Кусты снова зашевелились, и из них выбрался Бакланов с ручным пулеметом наперевес. Борис Иванович заметил кровь на его пальцах и не стал спрашивать, что случилось со вторым охранником.

– Давай махнемся, Баклан, – предложил Подберезский. – Ты мне свою машинку, а я тебе – : «весло».

– Да, – сказал Бакланов, отдавая ему пулемет и беря в руки винтовку с оптическим прицелом, – так будет лучше.

– Ну вот, – обрадовался Андрей, – а ты говоришь, что ничего не помнишь!

– А я и не помню, – с некоторым удивлением ответил Бакланов. – Просто чувствую, что.., ну что так будет правильно.

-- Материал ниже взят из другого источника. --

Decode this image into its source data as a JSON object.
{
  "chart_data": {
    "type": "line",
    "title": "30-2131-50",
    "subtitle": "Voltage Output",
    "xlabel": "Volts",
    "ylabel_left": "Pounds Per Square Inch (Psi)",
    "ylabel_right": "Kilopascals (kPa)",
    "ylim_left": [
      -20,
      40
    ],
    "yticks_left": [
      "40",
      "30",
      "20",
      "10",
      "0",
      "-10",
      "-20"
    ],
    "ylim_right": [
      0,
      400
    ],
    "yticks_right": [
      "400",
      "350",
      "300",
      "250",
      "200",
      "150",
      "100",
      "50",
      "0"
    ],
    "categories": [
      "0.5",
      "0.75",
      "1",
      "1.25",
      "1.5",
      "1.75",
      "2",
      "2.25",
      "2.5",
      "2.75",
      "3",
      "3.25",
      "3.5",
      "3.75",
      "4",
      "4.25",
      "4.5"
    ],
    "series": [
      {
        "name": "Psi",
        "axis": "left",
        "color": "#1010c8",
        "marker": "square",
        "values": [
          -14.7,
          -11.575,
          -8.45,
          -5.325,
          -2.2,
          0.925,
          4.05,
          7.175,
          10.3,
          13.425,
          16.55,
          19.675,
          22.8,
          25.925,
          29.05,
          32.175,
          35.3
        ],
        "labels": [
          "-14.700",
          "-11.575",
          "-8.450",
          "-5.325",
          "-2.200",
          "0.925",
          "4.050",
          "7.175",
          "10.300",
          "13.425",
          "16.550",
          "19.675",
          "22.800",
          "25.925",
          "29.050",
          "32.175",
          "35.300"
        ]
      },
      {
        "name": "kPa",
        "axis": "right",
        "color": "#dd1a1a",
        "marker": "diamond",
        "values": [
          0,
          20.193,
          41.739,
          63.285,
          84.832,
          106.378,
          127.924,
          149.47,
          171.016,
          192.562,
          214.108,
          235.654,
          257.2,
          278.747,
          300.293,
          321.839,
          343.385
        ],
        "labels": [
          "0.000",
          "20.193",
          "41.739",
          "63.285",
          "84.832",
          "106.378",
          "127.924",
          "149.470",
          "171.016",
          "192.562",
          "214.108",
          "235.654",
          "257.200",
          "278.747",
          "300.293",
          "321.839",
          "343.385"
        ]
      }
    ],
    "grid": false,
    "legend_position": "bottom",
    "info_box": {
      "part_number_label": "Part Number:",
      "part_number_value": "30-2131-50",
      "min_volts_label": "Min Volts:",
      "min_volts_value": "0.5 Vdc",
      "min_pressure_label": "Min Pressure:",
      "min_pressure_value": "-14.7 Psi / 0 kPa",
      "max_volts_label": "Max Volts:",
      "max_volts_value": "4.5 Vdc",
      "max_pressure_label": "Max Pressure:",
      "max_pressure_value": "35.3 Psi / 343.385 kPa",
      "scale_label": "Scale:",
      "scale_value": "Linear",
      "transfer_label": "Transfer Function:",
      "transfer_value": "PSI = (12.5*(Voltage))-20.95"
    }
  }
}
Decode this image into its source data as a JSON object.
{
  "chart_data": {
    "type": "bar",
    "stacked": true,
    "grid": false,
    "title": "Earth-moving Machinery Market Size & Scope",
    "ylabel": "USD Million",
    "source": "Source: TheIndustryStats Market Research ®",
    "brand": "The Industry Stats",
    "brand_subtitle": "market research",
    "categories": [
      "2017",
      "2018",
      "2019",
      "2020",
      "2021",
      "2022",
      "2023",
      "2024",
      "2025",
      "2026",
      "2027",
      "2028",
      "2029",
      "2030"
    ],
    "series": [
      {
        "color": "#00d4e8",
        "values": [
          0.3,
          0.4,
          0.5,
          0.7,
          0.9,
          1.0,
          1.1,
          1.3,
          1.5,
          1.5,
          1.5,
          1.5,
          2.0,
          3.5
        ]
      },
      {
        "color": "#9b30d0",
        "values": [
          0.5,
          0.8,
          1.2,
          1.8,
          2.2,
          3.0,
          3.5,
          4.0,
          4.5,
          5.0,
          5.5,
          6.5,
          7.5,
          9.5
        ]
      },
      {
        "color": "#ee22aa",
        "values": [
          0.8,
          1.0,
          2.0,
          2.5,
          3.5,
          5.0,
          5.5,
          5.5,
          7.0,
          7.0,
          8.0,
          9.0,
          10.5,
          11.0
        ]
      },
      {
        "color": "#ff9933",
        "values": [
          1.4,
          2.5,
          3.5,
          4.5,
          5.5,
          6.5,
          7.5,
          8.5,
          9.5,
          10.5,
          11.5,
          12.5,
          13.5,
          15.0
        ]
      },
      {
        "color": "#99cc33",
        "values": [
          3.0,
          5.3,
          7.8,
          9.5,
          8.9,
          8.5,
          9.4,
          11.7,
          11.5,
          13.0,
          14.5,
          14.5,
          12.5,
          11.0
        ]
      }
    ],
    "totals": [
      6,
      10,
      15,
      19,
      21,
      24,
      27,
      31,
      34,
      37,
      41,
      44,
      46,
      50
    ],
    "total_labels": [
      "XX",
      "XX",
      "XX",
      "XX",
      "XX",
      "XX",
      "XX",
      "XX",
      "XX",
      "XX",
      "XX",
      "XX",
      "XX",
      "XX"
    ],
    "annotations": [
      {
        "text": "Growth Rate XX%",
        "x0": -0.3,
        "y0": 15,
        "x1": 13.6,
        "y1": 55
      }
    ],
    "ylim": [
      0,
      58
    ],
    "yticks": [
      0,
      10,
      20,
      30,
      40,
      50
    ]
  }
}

– Еще бы ты не чувствовал! – обрадованно воскликнул Подберезский. – Ты же был лучшим снайпером в батальоне! Ну, ты, – обратился он к пленному, протягивая ему рацию и кивая в сторону ворот, – давай-ка сделай так, чтобы этот Сезам быстренько открылся. И постарайся обойтись без фокусов. Мы сюда не шутки шутить приехали, так что твоя жизнь в твоих руках.

– Много болтаешь, – заметил Борис Иванович.

– Зато какой слог! – возразил Бакланов, любовно поглаживая приклад винтовки.

Охранник еще раз обвел их диким взглядом, понял, что деваться некуда, и поднес к губам рацию.

После недолгих препирательств со ссылками на Манохина, чертово пекло, комаров и какого-то Черемиса внутри ангара лязгнул засов, и прорезанная в железных воротах калитка бесшумно распахнулась.

Борис Иванович без лишних слов ударил стоявшего на пороге охранника кулаком, и тот молча улетел в глубину помещения, с жестяным грохотом врезавшись в передок стоявшего там «КамАЗа». Подберезский вздохнул, пробормотал «пардон» и опустил приклад пулемета на голову своего пленника, выводя его из игры. Бакланов передернул затвор винтовки и взял на мушку второго охранника, который, заглянув в ствол винтовки, молча бросил автомат на бетон и поднял руки так высоко, словно хотел дотянуться до потолка.

– Извини, приятель, – сказал ему Борис Иванович, – сегодня мы пленных не берем. Не то настроение.

Охранник не успел даже как следует испугаться.

Комбат ударил его по голове рукояткой «нагана», и он мешком рухнул на бетон. Борис Иванович, не оглядываясь на своих спутников, протиснулся между стеной и бортом грузовика и распахнул дверь, которая вела в упаковочный цех.

Скучавший в компании двух пожилых рабынь другой охранник шагнул вперед, занося для удара дубинку, и нерешительно остановился, мигом оценив превосходство противника в живой силе и вооружении.

Борис Иванович сшиб его кулаком, как кеглю, а шедший следом Бакланов от души пнул его сапогом, окончательно отбив охоту подниматься на ноги.

Подберезский очаровательно улыбнулся женщинам, прижал палец к губам и махнул рукой в сторону выхода, давая понять, что они свободны. Ему показалось, что женщины ничего не поняли, однако ни спорить, ни поднимать шум они не стали и тихо двинулись к дверям.

– Все на пол! – проревел Комбат, врываясь в помещение, где тарахтел и лязгал главный конвейер. – Охране сложить оружие! Здание окружено!

Его последние слова потонули в грохоте автоматной очереди. Зазвенело разбитое стекло, веером разлетелись осколки разбитых пулями бутылок, и один из рабов, охнув, упал у конвейера, обхватив руками простреленный живот.

Комбат выстрелил, упал, перекатился и выстрелил снова. Одна пуля попала в плексигласовое забрало мотоциклетного шлема, украшавшего голову охранника, другая ударила в прикрытую бронежилетом грудь, заставив мертвого вертухая развернуться в падении.

– Броники, Иваныч! – крикнул Подберезский, с колена открывая огонь по галерее. Стоявший там охранник сплясал короткий танец смерти, тяжело кувыркнулся через перила и мешком рухнул прямо на ленту конвейера.